The air enclosed by the pouch 9 is then completely removed by pressing the valve 11. The walls of the pouch come to rest against one another as a result of the action of the pressure of the propellant means contained in the volume 10 and the air is expelled towards the exterior. This stage is shown in diagrammatic form in FIG. 4c.

The active product 2 is then introduced into the interior of the pouch 9 by injection through the valve 11. The state of the device at the end of this injection is illustrated in FIG. 4d.

Finally, a quantity of propellant means 14 is introduced into the pouch 9 by injection through the valve 11, resulting in the device ready to operate illustrated in FIG. 4e.

FIGS. 5a-5e show a fifth filling possibility.

The stages shown in FIGS. 5a and 5b are identical to those of FIGS. 4a and 4b and they will not be described again.

In the following stage, illustrated by FIG. 5c, the active product 2 is introduced into the pouch 9 by injection through the valve 11.

A quantity of propellant means 14 is then introduced into the pouch 9, also by injection, through the valve 11. FIG. 5d shows the device in diagrammatic form at the end of this injection.

The pouch 9 is then drained by pressing the valve 11 so that the level of the active product 2, expanded by the propellant, comes close to the valve 11, as illustrated in FIG. 5e.

FIGS. 6a-6e show a filling possibility for a container 3a without the filling orifice of the preceding figures.

A quantity of propellant means 14 is introduced via the upper opening 4aof the container 3a, in the cold state, i.e. at a sufficiently low temperature so that the propellant means remains in the liquid state under atmospheric pressure. The pouch 9 is then introduced into the container 3a, then the valve 11 is placed over the opening 4a and the cup 12 is crimped on to the edge 5a as illustrated in FIG. 6b.

The propellant means 14 situated in the volume 10 is then confined in a sealed manner. It is no longer necessary to keep the container 3a at a low temperature.
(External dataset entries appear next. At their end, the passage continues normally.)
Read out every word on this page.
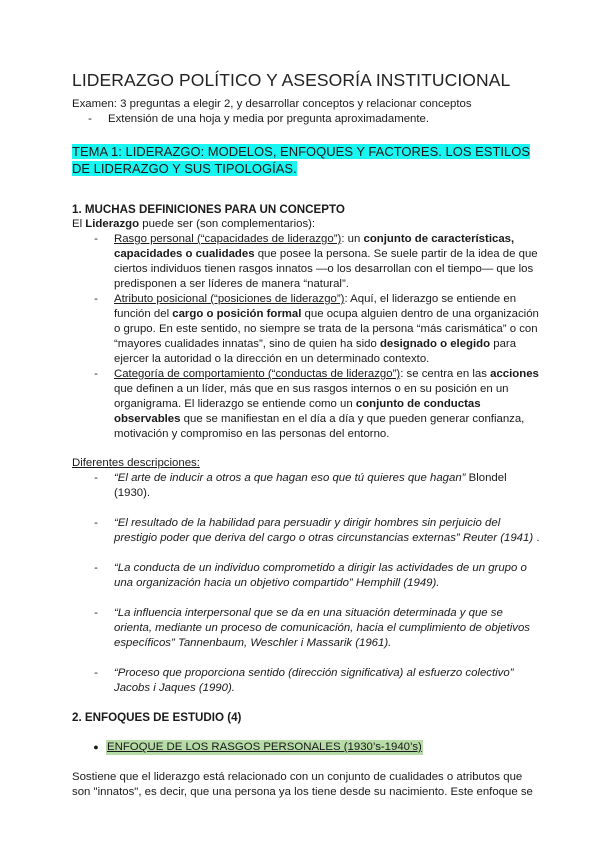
LIDERAZGO POLÍTICO Y ASESORÍA INSTITUCIONAL

Examen: 3 preguntas a elegir 2, y desarrollar conceptos y relacionar conceptos

-	Extensión de una hoja y media por pregunta aproximadamente.
TEMA 1: LIDERAZGO: MODELOS, ENFOQUES Y FACTORES. LOS ESTILOS DE LIDERAZGO Y SUS TIPOLOGÍAS.
1. MUCHAS DEFINICIONES PARA UN CONCEPTO

El Liderazgo puede ser (son complementarios):

-	Rasgo personal (“capacidades de liderazgo”): un conjunto de características, capacidades o cualidades que posee la persona. Se suele partir de la idea de que ciertos individuos tienen rasgos innatos —o los desarrollan con el tiempo— que los predisponen a ser líderes de manera “natural”.
-	Atributo posicional (“posiciones de liderazgo”): Aquí, el liderazgo se entiende en función del cargo o posición formal que ocupa alguien dentro de una organización o grupo. En este sentido, no siempre se trata de la persona “más carismática” o con “mayores cualidades innatas”, sino de quien ha sido designado o elegido para ejercer la autoridad o la dirección en un determinado contexto.
-	Categoría de comportamiento (“conductas de liderazgo”): se centra en las acciones que definen a un líder, más que en sus rasgos internos o en su posición en un organigrama. El liderazgo se entiende como un conjunto de conductas observables que se manifiestan en el día a día y que pueden generar confianza, motivación y compromiso en las personas del entorno.
Diferentes descripciones:
-	“El arte de inducir a otros a que hagan eso que tú quieres que hagan” Blondel (1930).
-	“El resultado de la habilidad para persuadir y dirigir hombres sin perjuicio del prestigio poder que deriva del cargo o otras circunstancias externas” Reuter (1941) .
-	“La conducta de un individuo comprometido a dirigir las actividades de un grupo o una organización hacia un objetivo compartido” Hemphill (1949).
-	“La influencia interpersonal que se da en una situación determinada y que se orienta, mediante un proceso de comunicación, hacia el cumplimiento de objetivos específicos” Tannenbaum, Weschler i Massarik (1961).
-	“Proceso que proporciona sentido (dirección significativa) al esfuerzo colectivo” Jacobs i Jaques (1990).
2. ENFOQUES DE ESTUDIO (4)
● ENFOQUE DE LOS RASGOS PERSONALES (1930’s-1940’s)

Sostiene que el liderazgo está relacionado con un conjunto de cualidades o atributos que son "innatos", es decir, que una persona ya los tiene desde su nacimiento. Este enfoque se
In the next stage, illustrated in FIG. 6c, the active product 2 is introduced into the interior of the pouch 9 by injection through the valve 11.
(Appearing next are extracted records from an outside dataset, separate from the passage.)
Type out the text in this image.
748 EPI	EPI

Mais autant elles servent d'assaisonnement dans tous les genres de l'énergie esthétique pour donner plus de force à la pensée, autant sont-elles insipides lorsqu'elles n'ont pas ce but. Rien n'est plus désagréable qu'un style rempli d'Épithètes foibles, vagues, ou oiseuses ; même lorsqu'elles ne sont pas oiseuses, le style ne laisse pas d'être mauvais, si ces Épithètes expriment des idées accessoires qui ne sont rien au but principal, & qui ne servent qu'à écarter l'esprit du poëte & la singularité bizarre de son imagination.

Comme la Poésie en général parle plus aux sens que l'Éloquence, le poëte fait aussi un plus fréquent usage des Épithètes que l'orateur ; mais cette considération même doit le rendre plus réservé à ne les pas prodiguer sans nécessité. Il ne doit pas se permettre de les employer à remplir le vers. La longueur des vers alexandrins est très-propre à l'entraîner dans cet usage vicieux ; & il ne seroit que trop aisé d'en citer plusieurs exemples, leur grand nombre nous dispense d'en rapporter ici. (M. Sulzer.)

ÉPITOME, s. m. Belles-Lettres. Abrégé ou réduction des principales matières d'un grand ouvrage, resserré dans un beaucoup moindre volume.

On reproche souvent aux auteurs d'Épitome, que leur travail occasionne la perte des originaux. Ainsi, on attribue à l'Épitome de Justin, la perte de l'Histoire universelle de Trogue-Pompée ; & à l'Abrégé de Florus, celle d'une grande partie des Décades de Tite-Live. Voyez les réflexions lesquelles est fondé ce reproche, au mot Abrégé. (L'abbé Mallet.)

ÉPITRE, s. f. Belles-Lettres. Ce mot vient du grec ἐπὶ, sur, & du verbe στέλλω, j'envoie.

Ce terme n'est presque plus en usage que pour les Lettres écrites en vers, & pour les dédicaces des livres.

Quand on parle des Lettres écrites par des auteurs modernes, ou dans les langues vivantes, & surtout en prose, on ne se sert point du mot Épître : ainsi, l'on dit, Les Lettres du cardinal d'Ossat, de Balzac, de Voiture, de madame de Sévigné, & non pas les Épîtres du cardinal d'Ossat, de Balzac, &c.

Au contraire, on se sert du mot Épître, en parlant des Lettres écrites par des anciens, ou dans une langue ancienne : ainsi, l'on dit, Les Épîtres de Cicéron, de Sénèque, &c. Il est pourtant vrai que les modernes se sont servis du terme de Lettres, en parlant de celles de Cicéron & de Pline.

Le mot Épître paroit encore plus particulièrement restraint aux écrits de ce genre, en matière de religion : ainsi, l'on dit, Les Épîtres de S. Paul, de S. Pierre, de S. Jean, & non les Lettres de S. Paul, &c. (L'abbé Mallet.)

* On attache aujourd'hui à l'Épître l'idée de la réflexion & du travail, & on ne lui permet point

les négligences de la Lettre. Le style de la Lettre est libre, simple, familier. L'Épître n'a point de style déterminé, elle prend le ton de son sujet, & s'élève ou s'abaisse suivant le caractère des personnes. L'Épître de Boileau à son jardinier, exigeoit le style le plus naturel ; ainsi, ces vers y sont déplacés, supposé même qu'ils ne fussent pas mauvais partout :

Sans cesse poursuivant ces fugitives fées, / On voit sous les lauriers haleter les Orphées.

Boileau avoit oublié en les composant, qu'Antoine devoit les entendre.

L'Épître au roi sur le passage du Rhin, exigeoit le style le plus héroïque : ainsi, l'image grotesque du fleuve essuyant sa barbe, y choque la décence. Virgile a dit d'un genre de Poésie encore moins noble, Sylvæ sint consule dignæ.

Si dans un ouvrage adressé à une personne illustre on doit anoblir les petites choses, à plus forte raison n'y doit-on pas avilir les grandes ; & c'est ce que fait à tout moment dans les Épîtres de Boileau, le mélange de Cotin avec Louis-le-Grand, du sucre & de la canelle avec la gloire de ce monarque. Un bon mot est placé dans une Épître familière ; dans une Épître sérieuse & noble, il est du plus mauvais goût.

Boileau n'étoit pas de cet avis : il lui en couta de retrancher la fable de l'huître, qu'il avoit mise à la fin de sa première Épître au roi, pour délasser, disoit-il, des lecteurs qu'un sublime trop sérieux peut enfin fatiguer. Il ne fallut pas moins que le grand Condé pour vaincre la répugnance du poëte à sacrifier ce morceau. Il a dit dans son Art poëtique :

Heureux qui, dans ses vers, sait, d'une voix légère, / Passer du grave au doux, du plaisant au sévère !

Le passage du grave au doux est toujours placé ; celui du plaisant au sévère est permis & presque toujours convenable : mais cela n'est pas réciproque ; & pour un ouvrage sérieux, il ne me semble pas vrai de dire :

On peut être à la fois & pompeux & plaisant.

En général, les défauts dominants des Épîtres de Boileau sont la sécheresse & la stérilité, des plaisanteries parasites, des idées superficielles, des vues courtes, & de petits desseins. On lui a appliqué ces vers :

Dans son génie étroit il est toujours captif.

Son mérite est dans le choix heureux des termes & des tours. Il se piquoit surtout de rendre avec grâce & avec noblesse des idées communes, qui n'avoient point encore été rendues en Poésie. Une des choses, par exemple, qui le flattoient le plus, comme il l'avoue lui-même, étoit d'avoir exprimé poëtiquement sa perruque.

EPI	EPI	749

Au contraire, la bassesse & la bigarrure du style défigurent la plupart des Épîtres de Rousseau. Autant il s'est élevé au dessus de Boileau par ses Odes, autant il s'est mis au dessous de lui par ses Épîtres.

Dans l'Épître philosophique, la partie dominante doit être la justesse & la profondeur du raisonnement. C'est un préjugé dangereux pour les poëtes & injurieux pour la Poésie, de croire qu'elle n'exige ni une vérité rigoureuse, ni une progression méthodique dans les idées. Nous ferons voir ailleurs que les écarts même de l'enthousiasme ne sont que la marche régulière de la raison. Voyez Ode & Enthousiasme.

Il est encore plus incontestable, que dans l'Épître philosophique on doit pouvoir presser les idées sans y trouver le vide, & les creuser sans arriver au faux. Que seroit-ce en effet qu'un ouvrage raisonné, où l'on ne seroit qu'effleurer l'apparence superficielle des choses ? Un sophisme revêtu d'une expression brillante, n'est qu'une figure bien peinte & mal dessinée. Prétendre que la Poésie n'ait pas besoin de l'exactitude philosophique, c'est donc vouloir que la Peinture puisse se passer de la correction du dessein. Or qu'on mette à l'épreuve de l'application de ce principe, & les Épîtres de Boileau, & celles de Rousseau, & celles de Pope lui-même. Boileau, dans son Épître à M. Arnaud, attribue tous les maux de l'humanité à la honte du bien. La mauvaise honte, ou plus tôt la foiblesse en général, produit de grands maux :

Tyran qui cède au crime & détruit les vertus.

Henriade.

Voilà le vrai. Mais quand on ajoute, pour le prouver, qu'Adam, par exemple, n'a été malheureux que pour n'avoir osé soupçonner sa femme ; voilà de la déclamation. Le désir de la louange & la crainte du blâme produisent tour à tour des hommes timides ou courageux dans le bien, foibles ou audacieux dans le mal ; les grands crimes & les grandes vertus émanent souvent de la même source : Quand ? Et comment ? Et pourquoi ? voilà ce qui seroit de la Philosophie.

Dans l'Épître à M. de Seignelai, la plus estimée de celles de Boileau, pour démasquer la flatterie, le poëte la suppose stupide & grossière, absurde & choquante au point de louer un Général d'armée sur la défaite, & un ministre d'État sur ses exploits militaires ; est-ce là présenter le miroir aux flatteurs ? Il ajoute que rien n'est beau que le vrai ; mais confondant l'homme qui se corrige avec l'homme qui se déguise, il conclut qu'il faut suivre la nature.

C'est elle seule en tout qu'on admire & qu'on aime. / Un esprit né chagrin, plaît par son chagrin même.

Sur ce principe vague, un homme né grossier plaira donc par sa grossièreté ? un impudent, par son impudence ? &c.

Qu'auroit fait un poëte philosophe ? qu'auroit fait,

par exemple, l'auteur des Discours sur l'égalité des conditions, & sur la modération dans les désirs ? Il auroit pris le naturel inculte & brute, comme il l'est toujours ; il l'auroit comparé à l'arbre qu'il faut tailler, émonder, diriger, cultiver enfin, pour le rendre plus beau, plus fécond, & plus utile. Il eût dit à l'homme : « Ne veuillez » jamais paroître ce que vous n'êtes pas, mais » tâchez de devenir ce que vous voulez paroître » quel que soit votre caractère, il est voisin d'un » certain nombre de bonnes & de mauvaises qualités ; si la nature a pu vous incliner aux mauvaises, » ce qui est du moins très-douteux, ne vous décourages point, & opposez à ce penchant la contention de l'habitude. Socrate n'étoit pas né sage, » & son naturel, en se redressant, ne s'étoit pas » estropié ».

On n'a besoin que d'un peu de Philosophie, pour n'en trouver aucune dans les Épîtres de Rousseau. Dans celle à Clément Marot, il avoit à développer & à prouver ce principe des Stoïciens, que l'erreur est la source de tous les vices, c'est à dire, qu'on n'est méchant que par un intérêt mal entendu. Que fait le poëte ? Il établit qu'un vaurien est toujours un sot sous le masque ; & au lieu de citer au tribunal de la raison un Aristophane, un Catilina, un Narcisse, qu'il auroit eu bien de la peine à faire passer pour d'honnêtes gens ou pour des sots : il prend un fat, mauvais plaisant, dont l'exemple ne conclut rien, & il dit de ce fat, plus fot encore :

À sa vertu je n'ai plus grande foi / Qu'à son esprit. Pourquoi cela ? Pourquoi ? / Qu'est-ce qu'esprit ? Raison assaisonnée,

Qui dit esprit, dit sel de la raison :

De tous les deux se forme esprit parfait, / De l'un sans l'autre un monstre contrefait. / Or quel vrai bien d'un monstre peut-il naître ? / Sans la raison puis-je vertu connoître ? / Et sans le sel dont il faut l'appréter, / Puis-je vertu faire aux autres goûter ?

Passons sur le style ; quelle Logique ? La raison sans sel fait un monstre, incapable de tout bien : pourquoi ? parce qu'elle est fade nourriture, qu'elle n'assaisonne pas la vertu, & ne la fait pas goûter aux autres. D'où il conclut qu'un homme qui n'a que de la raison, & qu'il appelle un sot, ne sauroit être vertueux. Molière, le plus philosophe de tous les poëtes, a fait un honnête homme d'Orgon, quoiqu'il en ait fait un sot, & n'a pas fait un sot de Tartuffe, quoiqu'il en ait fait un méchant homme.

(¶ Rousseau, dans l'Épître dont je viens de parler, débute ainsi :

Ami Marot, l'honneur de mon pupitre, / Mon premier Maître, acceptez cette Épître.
The pouch 9 is then drained by actuating the valve 11, as illustrated in FIG. 6d.

A quantity of propellant means 14 is then injected through the valve 11 into the interior of the pouch 9. The device 1a is ready to operate.
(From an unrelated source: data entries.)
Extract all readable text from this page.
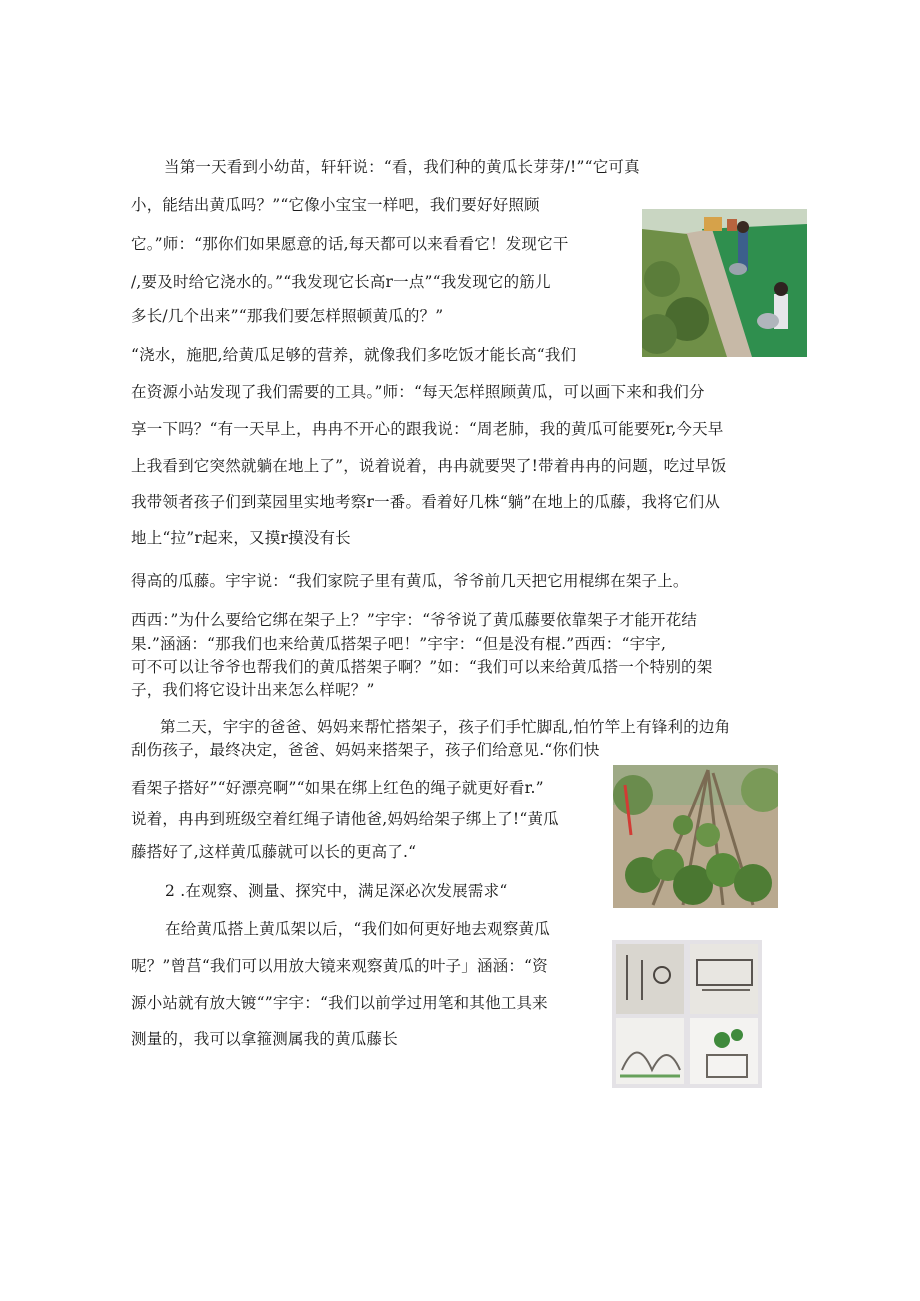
当第一天看到小幼苗，轩轩说：“看，我们种的黄瓜长芽芽/!”“它可真
小，能结出黄瓜吗？”“它像小宝宝一样吧，我们要好好照顾
它。”师：“那你们如果愿意的话,每天都可以来看看它！发现它干
/,要及时给它浇水的。”“我发现它长高r一点”“我发现它的筋儿
多长/几个出来”“那我们要怎样照顿黄瓜的？”
“浇水，施肥,给黄瓜足够的营养，就像我们多吃饭才能长高“我们
在资源小站发现了我们需要的工具。”师：“每天怎样照顾黄瓜，可以画下来和我们分
享一下吗？“有一天早上，冉冉不开心的跟我说：“周老肺，我的黄瓜可能要死r,今天早
上我看到它突然就躺在地上了”，说着说着，冉冉就要哭了!带着冉冉的问题，吃过早饭
我带领者孩子们到菜园里实地考察r一番。看着好几株“躺”在地上的瓜藤，我将它们从
地上“拉”r起来，又摸r摸没有长
得高的瓜藤。宇宇说：“我们家院子里有黄瓜，爷爷前几天把它用棍绑在架子上。
西西：”为什么要给它绑在架子上？”宇宇：“爷爷说了黄瓜藤要依靠架子才能开花结
果.”涵涵：“那我们也来给黄瓜搭架子吧！”宇宇：“但是没有棍.”西西：“宇宇,
可不可以让爷爷也帮我们的黄瓜搭架子啊？”如：“我们可以来给黄瓜搭一个特别的架
子，我们将它设计出来怎么样呢？”
第二天，宇宇的爸爸、妈妈来帮忙搭架子，孩子们手忙脚乱,怕竹竿上有锋利的边角
刮伤孩子，最终决定，爸爸、妈妈来搭架子，孩子们给意见.“你们快
看架子搭好”“好漂亮啊”“如果在绑上红色的绳子就更好看r.”
说着，冉冉到班级空着红绳子请他爸,妈妈给架子绑上了!“黄瓜
藤搭好了,这样黄瓜藤就可以长的更高了.“
2 .在观察、测量、探究中，满足深必次发展需求“
在给黄瓜搭上黄瓜架以后，“我们如何更好地去观察黄瓜
呢？”曾莒“我们可以用放大镜来观察黄瓜的叶子」涵涵：“资
源小站就有放大镀“”宇宇：“我们以前学过用笔和其他工具来
测量的，我可以拿箍测属我的黄瓜藤长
The invention provides a device for the pressurised dispensing of a product, which may be used in an upright position and upside down and which ensures good constancy of the flow rate, and excellent characteristics of the product dispensed.

Claims

I claim:

1. A device for the pressurized dispensing of a product comprising a container having an upper part with an opening fitted with a distribution valve, and a flexible pouch disposed in an interior of said container, the product to be dispensed being situated in the interior of said flexible pouch; a propellant means being present in said flexible pouch and in a volume of the container situated around the flexible pouch, said flexible pouch being made of a membrane sufficiently permeable to allow the propellant means in gaseous form to pass from the volume exterior of said pouch to the interior of said pouch, to maintain an equilibrium of gaseous pressure of the propellant means between the volume exterior of the pouch and the interior of said pouch, said propellant means in said flexible pouch being a single propellant means and identical to the propellant means in said volume of the container exterior to said pouch.

2. Device according to claim 1, wherein the pouch (9) is made of one of the materials belonging to the group: polyethylene, polypropylene, polyethylene/terephthalate.

3. Device according to claim 1, wherein the pouch (9) comprises a combination of polyolefin films.

4. Device according to claim 1, wherein the thickness of the pouch (9) is between 0.2 and 0.6 mm, according to the nature of the material used to form the pouch.

5. Device according to claim 1, wherein the container (3) comprises in its wall, particularly in its base (6), a filling orifice (7) closed by a filling plug (8).

6. Device according to claim 1, wherein the pouch comprises a combination of polyester films.